While the common practice of decomposing general quantum algorithms into a collection of single- and two-qubit gates is conceptually simple, in many cases it is possible to have more efficient solutions where quantum gates engaging multiple qubits are used. In the noisy intermediate-scale quantum (NISQ) era where a universal error correction is still unavailable, this strategy is particularly appealing since it can significantly reduce the computational resources required for executing quantum algorithms. In this work, we experimentally investigate a three-qubit Controlled-CPHASE-SWAP (CCZS) gate on superconducting quantum circuits. By exploiting the higher energy levels of superconducting qubits, we are able to realize a Fredkin-like CCZS gate with a duration of 40 ns, which is comparable to typical single- and two-qubit gates realized on the same platform. By performing quantum process tomography for the two target qubits, we obtain a process fidelity of 86.0% and 81.1% for the control qubit being prepared in ∣0〉 and ∣1〉, respectively. We also show that our scheme can be readily extended to realize a general CCZS gate with an arbitrary swap angle. The results reported here provide valuable additions to the toolbox for achieving large-scale hardware-efficient quantum circuits.

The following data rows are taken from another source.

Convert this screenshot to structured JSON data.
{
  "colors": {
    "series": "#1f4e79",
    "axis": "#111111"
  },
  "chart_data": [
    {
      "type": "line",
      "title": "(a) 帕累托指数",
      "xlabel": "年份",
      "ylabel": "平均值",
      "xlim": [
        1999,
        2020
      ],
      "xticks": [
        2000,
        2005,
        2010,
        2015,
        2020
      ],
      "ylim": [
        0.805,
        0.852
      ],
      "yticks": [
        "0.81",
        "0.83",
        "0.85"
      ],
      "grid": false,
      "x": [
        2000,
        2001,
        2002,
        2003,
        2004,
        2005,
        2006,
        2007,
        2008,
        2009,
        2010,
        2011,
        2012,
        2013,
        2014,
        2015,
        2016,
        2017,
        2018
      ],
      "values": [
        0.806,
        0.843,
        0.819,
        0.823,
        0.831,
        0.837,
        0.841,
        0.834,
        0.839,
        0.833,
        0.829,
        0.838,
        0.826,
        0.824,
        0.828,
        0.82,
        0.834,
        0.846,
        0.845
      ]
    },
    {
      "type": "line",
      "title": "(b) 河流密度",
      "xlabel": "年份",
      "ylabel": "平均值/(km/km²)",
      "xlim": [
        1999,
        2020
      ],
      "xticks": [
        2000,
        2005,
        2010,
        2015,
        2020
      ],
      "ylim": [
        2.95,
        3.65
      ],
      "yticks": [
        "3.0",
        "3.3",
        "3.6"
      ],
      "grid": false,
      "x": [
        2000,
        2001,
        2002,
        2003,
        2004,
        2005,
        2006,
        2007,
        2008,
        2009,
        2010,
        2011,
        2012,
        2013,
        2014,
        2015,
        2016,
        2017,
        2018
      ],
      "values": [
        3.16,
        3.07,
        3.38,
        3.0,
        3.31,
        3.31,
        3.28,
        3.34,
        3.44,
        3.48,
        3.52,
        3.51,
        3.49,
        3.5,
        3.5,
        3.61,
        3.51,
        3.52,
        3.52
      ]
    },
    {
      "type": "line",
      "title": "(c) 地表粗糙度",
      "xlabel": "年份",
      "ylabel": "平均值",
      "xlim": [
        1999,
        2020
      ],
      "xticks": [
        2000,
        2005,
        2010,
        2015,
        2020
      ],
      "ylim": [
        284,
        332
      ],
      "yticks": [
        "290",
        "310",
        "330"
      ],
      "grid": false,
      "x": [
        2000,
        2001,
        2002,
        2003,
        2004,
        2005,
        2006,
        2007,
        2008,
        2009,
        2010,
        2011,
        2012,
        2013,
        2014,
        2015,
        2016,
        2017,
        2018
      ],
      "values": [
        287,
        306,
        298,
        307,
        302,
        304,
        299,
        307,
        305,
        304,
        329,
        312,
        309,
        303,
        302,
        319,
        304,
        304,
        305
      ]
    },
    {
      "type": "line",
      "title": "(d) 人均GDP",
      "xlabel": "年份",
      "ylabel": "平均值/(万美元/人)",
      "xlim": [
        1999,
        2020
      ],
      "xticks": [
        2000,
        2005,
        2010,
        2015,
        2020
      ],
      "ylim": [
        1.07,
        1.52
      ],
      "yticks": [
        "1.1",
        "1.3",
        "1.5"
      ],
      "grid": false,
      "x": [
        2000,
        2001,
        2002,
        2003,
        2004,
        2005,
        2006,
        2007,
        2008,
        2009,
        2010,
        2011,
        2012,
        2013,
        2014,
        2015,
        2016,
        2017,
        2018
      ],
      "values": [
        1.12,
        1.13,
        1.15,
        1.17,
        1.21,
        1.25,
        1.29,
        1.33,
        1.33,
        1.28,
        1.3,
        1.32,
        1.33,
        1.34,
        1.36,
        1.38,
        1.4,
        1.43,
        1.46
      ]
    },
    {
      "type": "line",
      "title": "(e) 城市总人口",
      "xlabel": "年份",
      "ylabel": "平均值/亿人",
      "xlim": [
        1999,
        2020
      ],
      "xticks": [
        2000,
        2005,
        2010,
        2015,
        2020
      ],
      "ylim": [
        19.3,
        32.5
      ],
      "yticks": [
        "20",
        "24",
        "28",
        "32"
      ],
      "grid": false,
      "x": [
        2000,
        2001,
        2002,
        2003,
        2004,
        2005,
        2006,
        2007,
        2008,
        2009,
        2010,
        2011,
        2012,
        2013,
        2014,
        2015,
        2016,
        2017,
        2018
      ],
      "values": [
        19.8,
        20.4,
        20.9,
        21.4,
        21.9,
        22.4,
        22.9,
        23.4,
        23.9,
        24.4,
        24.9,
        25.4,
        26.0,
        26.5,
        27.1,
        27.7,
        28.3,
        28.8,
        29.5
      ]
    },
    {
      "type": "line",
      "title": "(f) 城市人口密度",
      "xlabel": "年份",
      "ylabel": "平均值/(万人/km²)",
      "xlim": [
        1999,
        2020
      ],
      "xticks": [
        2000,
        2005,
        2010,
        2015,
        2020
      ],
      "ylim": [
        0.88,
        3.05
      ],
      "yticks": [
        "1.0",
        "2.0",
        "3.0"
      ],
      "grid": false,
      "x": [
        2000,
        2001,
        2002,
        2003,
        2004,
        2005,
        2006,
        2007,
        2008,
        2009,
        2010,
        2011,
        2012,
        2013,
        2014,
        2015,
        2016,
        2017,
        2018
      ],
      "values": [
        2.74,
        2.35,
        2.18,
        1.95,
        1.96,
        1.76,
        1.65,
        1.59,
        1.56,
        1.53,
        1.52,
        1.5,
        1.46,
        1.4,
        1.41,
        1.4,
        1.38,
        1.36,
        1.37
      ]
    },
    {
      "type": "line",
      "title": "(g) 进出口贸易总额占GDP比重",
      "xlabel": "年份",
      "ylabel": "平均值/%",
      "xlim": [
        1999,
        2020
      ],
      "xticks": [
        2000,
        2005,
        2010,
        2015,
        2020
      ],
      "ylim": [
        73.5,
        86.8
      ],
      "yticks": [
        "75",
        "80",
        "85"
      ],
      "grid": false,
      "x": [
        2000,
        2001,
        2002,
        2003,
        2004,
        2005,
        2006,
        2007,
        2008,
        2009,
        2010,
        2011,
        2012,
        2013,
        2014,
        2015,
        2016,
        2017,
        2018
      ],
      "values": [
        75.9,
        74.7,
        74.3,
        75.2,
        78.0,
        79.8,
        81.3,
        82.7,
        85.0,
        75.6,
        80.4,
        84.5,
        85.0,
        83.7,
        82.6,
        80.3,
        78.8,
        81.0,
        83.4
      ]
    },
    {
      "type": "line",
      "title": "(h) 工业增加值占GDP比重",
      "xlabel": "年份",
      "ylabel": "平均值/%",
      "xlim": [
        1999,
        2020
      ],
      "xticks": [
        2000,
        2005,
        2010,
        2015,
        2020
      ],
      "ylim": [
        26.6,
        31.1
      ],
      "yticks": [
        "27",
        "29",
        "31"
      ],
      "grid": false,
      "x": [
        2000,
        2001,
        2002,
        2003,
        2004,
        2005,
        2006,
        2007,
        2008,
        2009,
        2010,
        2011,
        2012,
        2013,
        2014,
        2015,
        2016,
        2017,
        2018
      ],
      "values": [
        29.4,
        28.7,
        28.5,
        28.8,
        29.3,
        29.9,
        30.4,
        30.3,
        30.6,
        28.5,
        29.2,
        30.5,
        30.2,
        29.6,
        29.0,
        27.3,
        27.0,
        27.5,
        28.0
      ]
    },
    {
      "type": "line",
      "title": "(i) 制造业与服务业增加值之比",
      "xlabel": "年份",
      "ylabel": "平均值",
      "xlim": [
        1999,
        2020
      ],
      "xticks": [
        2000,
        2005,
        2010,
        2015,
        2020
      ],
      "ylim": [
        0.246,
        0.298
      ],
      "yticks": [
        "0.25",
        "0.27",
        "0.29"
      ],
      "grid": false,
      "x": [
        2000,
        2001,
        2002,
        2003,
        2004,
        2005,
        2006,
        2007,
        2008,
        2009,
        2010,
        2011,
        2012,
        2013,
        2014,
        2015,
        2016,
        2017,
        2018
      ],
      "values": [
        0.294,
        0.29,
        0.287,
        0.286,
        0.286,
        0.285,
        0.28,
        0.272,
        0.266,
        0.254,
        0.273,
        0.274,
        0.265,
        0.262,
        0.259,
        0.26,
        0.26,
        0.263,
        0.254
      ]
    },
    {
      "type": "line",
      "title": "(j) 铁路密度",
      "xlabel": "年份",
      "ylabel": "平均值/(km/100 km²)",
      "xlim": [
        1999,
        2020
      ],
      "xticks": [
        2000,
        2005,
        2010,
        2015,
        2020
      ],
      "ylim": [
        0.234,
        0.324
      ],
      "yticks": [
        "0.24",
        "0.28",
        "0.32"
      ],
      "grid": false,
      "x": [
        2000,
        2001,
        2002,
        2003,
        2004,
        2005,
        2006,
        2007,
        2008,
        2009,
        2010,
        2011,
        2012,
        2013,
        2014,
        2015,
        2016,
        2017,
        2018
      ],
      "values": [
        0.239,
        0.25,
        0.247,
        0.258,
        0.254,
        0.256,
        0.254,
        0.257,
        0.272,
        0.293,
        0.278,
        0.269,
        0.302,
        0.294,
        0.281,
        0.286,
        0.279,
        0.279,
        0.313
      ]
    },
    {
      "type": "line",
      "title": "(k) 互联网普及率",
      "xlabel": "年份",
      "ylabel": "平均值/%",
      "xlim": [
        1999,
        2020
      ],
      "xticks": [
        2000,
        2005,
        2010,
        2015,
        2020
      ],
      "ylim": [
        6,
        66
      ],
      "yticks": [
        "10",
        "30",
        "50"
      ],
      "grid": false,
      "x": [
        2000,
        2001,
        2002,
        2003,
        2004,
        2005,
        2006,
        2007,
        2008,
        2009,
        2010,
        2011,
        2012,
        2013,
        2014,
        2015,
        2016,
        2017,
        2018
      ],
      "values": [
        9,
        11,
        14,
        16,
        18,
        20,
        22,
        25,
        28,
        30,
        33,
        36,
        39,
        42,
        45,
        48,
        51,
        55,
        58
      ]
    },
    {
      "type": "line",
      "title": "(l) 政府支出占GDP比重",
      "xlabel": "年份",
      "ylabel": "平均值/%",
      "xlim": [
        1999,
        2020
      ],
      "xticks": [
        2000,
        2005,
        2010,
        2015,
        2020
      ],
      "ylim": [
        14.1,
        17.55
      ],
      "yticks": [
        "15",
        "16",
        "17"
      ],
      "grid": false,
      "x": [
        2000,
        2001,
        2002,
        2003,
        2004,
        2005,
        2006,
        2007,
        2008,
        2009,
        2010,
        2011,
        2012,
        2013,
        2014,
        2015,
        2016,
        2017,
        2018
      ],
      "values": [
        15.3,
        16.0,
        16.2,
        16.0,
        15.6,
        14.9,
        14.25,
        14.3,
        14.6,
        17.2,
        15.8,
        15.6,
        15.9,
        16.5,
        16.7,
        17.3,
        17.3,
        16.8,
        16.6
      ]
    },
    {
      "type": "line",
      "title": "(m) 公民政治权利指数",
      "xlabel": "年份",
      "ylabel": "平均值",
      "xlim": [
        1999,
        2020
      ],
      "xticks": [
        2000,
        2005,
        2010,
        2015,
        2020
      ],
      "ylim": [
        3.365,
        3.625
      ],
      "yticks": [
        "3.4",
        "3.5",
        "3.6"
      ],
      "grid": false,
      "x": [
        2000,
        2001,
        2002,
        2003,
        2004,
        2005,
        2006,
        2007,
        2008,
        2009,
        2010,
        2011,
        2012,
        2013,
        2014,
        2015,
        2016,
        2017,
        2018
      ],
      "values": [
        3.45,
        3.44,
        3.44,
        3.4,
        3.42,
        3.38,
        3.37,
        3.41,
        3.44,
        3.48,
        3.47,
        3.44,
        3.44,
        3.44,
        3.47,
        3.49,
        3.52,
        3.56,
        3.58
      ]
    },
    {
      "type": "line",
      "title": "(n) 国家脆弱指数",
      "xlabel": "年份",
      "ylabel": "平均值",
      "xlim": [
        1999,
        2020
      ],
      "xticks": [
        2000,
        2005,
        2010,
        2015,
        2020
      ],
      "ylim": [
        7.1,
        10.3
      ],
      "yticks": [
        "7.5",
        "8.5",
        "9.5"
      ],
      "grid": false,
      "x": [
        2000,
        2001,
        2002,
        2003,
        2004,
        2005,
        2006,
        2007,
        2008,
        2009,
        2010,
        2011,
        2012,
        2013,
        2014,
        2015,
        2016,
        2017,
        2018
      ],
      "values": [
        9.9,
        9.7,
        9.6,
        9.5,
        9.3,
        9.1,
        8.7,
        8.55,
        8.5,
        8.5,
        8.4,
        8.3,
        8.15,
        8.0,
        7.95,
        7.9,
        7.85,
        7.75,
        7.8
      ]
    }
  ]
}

虽然将通用量子算法分解为单量子位门和两个量子位门的集合的常见做法在概念上很简单，但在许多情况下，使用涉及多个量子位的量子门可能会获得更有效的解决方案。在仍然无法实现通用纠错的嘈杂中尺度量子（NISQ）时代，这种策略特别有吸引力，因为它可以显着减少执行量子算法所需的计算资源。在这项工作中，我们通过实验研究了超导量子电路上的三量子位受控 CPHASE-SWAP (CCZS) 门。通过利用超导量子位的较高能级，我们能够实现持续时间为 40 ns 的类似 Fredkin 的 CCZS 门，这与在同一平台上实现的典型单量子位门和两个量子位门相当。通过对两个目标量子位进行量子过程层析成像，我们在 ∣0> 和 ∣1> 中制备的控制量子位的过程保真度分别为 86.0% 和 81.1%。我们还表明，我们的方案可以很容易地扩展以实现具有任意交换角度的通用 CCZS 门。这里报告的结果为实现大规模硬件高效量子电路的工具箱提供了有价值的补充。